Not that I ever gave in. No! ask any of the fellows up at Newmarket--ask the whole ring--ask--" he was going to say Grog Davis, when he suddenly remembered the heavy judgment Conway had already fulminated on that revered authority, and then, quickly correcting himself, he said, "Ask any of the legs you like what stuff A. B. 's made of,--if he ain't hammered iron, and no mistake!"

"But what do you mean when you say you never gave in?" asked Conway, half sternly.

"What do I mean?" said Beecher, repeating the words, half stunned by the boldness of the question,--"what do I mean? Why, I mean that they never saw me 'down,'--that no man can say Annesley Beecher ever said 'die.'

Have n't I had my soup piping hot,--spiced and peppered too! Was n't I in for a pot on Blue Nose, when Mope ran a dead heat with Belshazzar for the Cloudeslie,--fifteen to three in fifties twice over, and my horse running in bandages, and an ounce of corrosive sublimate in his stomach!

Well, you 'd not believe it,--I don't ask any one to believe it that did n't see it,--but I was as cool as I am here, and I walked up to Lady Tinkerton's drag and ate a sandwich; and when she said, 'Oh!

Mr. Beecher, do come and tell me what to bet on,' I said to her, 'Quicksilver's the fastest of metals, but don't back it just now.' They had it all over the course in half an hour: 'Quicksilver's the fastest of metals--'"

"I'm afraid I don't quite catch your meaning."

"It was alluding to the bucketing, you know. They 'd just given Blue Nose corrosive sublimate, which is a kind of quicksilver."

"Oh, I perceive," said Conway.

"Good,--wasn't it?" said Beecher, chuckling. "Let A. B. alone to 'sarve them out,'--that's what all the legs said!" And then he heaved a little sigh, as though to say that, after all, even wit and smartness were only a vanity and a vexation of spirit, and that a "good book" was better than them all.

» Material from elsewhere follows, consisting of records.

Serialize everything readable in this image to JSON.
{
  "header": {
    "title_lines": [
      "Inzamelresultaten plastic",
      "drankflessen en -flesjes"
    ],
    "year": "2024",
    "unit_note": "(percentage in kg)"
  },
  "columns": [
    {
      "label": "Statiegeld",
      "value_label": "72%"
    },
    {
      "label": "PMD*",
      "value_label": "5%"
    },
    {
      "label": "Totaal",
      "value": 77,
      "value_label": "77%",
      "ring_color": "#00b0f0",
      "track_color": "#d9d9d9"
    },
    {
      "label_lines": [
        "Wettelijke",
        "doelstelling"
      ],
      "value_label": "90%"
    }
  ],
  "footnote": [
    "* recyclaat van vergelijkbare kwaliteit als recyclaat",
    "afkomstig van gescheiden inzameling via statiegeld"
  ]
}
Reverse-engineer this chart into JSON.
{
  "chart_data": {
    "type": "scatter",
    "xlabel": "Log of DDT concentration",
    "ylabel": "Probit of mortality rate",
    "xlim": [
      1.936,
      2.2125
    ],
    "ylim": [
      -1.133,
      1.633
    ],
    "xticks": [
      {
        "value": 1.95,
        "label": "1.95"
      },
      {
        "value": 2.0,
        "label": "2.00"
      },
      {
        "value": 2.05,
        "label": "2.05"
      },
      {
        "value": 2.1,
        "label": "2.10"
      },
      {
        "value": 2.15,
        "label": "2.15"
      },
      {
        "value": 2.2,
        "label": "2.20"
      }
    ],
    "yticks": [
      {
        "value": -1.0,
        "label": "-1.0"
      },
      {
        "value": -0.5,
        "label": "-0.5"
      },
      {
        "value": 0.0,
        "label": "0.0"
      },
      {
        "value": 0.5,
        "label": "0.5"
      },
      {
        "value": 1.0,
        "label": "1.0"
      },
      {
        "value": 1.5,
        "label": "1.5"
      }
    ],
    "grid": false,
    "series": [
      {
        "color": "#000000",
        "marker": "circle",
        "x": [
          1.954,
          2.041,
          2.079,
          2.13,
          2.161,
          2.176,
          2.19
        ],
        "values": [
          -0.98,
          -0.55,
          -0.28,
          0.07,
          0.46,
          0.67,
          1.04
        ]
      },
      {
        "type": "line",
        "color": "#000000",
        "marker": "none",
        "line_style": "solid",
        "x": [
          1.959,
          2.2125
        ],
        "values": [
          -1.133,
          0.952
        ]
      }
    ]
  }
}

"I detest the whole concern," said Conway. "So long as gentlemen bred and trained to run their horses in honorable rivalry, it was a noble sport, and well became the first squirearchy of the world; but when it degenerated into a field for every crafty knave and trickster,--when the low cunning of the gambler succeeded to the bold daring of the true lover of racing,--then the turf became no better than the _rouge et noir_ table, without even the poor consolation of thinking that chance was any element in the result."